Patrimonio rural

Patrimonio hidráulico de Canarias, una ingeniería inmensa

“Nuestras grandes obras hidráulicas merecen ser conocidas”, dice el investigador Jaime González, que cifra en 114 el número de grandes presas en el archipiélago (74 sólo en los 1.558 km² de la isla de Gran Canaria, 24 en los 370 km² de la más pequeña isla de La Gomera). Se trata de un patrimonio hidráulico enorme de decenas de presas, millares de estanques, pozos y galerías y una red extensísima de canales, cantoneras, tomaderos… [En PELLAGOFIO nº 66 (2ª época, julio/agosto 2018)].

Por YURI MILLARES

“Contar grandes presas es complicado”, afirma Jaime González Gonzálvez (1), geógrafo, vocal colaborador del Comité Nacional Español de Grandes Presas y el mayor conocedor en Canarias del tema por su dedicación e investigación de años, manejando y comparando una documentación amplia y compleja. Para empezar, ¿qué es una gran presa? Según la normativa española es aquella que tiene una altura superior a 15 metros incluidos sus cimientos –algo difícil de medir a simple vista, no se puede ir con un metro en la mano a mirar, requiere conocer el proyecto y la documentación de la obra ejecutada–, o que con una altura de entre 10 y 15 metros tenga una capacidad de embalse superior a un millón de metros cúbicos, caso que no se da en el archipiélago.

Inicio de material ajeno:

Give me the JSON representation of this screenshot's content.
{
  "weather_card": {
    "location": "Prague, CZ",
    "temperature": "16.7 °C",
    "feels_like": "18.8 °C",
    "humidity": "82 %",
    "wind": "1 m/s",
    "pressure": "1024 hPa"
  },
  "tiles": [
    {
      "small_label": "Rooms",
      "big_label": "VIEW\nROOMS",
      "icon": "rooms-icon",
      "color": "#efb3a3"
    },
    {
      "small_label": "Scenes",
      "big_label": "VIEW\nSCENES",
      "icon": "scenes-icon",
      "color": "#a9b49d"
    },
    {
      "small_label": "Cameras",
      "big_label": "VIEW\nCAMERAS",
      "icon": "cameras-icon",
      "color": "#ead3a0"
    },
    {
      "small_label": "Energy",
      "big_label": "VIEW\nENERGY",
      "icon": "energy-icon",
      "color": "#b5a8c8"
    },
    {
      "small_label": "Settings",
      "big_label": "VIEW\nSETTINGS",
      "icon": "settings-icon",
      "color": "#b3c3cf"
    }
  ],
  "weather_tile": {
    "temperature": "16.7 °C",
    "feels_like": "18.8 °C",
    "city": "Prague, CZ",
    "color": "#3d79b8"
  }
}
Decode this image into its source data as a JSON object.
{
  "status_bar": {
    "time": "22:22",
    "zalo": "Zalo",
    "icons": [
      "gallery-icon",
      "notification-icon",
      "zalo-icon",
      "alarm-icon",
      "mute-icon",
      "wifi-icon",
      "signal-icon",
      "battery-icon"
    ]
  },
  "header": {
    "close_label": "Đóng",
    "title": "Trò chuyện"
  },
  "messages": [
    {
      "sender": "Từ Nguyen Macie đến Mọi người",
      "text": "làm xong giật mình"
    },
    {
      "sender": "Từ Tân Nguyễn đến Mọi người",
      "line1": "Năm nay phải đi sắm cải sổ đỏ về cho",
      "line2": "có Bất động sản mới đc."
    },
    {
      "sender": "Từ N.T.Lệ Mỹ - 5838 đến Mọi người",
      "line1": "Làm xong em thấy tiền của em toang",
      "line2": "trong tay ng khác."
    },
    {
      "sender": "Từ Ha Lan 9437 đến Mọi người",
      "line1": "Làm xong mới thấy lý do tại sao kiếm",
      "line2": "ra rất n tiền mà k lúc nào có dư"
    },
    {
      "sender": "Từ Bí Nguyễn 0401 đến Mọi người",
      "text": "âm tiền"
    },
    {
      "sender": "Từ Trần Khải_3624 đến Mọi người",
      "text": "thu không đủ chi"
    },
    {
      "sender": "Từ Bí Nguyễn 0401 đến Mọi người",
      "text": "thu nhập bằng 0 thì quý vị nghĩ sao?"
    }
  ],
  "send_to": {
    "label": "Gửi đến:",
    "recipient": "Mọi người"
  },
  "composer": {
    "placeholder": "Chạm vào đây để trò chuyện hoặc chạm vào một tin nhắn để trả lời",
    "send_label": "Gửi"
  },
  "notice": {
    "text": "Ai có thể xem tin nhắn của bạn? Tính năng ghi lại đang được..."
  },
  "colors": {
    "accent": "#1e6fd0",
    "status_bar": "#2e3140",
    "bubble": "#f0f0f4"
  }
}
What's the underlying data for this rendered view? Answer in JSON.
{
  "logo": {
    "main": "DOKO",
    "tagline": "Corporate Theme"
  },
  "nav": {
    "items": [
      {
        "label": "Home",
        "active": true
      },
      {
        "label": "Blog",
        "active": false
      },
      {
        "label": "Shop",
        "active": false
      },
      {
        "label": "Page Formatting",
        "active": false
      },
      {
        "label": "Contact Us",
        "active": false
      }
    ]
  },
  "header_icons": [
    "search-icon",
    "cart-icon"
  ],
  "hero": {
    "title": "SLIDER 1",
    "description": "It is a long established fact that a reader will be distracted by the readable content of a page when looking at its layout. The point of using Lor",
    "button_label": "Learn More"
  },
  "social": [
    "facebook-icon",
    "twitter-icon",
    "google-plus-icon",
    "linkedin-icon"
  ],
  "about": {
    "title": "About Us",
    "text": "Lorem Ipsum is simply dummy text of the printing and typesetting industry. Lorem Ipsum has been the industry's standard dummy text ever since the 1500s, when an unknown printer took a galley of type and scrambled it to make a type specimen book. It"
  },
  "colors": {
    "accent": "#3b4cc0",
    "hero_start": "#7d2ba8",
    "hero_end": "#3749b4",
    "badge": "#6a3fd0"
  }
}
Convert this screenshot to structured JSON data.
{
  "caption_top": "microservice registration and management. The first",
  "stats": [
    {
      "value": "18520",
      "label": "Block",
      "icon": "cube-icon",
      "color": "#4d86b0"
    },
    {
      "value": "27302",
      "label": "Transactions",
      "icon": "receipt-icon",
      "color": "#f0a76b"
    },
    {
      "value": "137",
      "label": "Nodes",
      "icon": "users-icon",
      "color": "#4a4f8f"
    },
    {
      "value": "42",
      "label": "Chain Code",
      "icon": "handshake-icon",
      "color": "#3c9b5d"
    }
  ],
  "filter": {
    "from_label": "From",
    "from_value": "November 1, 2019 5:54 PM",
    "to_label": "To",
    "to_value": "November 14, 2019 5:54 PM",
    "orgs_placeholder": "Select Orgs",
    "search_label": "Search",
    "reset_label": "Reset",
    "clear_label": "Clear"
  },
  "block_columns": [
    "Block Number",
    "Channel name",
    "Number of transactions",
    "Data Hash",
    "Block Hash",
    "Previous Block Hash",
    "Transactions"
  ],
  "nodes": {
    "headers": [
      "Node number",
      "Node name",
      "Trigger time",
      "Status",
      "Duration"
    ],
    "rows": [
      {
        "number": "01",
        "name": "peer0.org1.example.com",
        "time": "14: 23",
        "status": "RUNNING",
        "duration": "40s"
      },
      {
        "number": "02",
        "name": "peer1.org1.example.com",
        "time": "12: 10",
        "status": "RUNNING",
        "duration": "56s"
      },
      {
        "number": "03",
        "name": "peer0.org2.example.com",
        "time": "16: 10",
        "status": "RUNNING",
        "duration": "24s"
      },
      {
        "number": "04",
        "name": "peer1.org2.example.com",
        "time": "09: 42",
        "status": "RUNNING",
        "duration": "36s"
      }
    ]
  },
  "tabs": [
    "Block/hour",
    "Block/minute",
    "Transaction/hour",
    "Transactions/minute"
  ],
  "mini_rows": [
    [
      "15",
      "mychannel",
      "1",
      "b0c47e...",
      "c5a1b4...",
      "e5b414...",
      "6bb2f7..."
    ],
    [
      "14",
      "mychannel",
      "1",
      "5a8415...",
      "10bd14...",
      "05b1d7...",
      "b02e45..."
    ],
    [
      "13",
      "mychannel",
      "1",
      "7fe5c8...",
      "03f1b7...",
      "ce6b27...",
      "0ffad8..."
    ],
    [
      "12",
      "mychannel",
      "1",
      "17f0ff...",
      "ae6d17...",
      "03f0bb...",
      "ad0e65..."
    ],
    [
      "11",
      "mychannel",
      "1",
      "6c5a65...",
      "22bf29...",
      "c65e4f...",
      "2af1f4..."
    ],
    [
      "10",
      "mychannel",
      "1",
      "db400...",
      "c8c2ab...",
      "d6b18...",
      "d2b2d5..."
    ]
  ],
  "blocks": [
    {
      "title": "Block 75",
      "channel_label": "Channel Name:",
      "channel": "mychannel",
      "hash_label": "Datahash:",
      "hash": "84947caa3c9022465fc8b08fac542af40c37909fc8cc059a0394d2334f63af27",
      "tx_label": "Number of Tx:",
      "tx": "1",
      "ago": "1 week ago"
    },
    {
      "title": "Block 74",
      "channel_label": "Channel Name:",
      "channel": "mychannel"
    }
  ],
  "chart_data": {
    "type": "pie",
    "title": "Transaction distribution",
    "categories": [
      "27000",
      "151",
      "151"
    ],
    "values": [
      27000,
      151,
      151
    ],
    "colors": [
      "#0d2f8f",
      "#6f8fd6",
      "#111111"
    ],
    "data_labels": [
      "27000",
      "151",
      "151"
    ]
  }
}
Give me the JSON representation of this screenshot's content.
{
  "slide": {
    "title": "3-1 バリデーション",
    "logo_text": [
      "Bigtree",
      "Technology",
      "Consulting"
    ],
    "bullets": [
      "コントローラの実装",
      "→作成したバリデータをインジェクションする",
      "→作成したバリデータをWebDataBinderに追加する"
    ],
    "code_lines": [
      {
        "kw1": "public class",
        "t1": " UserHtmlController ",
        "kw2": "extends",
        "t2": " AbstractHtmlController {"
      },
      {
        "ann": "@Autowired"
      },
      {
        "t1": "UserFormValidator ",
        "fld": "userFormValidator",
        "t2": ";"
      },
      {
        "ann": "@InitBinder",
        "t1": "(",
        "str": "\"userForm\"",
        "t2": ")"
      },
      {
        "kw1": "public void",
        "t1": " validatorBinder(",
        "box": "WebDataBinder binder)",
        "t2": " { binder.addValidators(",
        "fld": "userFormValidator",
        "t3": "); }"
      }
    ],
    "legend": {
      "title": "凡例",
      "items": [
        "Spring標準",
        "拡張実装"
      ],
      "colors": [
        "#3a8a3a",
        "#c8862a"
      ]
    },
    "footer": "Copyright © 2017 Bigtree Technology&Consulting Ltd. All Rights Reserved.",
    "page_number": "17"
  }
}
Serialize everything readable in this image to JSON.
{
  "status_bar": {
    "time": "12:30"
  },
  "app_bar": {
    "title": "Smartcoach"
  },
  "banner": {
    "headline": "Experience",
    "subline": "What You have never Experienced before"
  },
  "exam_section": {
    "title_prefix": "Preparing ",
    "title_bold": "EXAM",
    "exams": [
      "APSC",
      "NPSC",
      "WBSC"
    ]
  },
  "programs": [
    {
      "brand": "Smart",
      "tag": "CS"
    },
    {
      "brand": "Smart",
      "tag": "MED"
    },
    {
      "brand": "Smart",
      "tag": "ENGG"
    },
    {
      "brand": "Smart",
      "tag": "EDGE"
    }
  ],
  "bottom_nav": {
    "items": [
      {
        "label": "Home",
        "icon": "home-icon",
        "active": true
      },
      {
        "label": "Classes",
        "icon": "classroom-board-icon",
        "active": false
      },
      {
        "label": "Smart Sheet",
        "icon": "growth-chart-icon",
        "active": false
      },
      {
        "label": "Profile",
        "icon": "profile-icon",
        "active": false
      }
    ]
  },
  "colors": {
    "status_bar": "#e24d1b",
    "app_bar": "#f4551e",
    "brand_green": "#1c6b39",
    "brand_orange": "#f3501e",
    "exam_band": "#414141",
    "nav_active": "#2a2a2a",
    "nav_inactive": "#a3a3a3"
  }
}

Un ganado trashumante atraviesa el dique de la presa de Los Hornos. | FOTO ISIDORO JIMÉNEZ

De las 1.062 grandes presas en España según datos del registro mundial ICOLD, 111 estarían en explotación en Canarias (71 en Gran Canaria), según los datos que manejaba este experto en la ponencia que presentó a las X Jornadas Españolas de Presas celebradas en Sevilla en 2015. Desde entonces ha podido actualizar esa cifra, añadiendo tres más en Gran Canaria después de haber documentado que superan los 15 m (el listado que maneja el Consejo Insular de Aguas, 69 grandes presas, “contiene numerosos errores”, insiste). Sumando las 24 en La Gomera, 12 en Tenerife, dos en Fuerteventura, una en Lanzarote y una en La Palma, con las 74 confirmadas en Gran Canaria el número total sería de 114 grandes presas en el archipiélago.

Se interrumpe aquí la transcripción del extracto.